MM-UNet: Meta Mamba UNet for Medical Image Segmentation
Bin Xie, Yan Yan, Gady Agam
TL;DR
MM-UNet addresses the challenge of applying State Space Models to 3D medical image segmentation by introducing a hybrid CNN-Mamba design and a bi-directional scan strategy. The model places Mamba modules within residual connections after two CNN layers, mitigating high-variance inputs and discontinuities from flattening 3D data. It achieves state-of-the-art Dice scores on AMOS2022 (91.0%) and Synapse (87.1%), outperforming nnUNet and other SSM-based architectures.

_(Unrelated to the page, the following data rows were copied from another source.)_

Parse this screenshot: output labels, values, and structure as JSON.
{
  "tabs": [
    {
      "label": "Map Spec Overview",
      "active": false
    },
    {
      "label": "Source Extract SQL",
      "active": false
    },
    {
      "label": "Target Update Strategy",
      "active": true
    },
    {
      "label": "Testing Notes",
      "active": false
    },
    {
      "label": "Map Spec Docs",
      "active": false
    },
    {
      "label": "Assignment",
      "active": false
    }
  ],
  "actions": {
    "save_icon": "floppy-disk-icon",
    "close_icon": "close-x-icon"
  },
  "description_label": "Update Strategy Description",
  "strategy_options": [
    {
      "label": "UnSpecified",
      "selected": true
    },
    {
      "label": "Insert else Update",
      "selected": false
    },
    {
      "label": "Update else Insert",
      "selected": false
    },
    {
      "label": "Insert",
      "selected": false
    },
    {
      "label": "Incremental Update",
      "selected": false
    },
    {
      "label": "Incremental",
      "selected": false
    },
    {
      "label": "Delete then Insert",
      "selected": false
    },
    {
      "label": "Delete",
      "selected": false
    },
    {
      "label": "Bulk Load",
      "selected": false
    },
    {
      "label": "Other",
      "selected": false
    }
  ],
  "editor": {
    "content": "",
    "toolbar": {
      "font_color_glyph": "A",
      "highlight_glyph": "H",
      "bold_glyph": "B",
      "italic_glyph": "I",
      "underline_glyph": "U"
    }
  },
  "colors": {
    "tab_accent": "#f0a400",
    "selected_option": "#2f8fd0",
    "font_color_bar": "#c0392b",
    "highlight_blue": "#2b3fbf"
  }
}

This work demonstrates a principled integration of sequence models into 3D medical imaging and provides practical guidelines for architectural and scan-design choices in future segmentation systems.
Abstract
State Space Models (SSMs) have recently demonstrated outstanding performance in long-sequence modeling, particularly in natural language processing. However, their direct application to medical image segmentation poses several challenges. SSMs, originally designed for 1D sequences, struggle with 3D spatial structures in medical images due to discontinuities introduced by flattening. Additionally, SSMs have difficulty fitting high-variance data, which is common in medical imaging. In this paper, we analyze the intrinsic limitations of SSMs in medical image segmentation and propose a unified U-shaped encoder-decoder architecture, Meta Mamba UNet (MM-UNet), designed to leverage the advantages of SSMs while mitigating their drawbacks. MM-UNet incorporates hybrid modules that integrate SSMs within residual connections, reducing variance and improving performance. Furthermore, we introduce a novel bi-directional scan order strategy to alleviate discontinuities when processing medical images. Extensive experiments on the AMOS2022 and Synapse datasets demonstrate the superiority of MM-UNet over state-of-the-art methods. MM-UNet achieves a Dice score of 91.0% on AMOS2022, surpassing nnUNet by 3.2%, and a Dice score of 87.1% on Synapse. These results confirm the effectiveness of integrating SSMs in medical image segmentation through architectural design optimizations.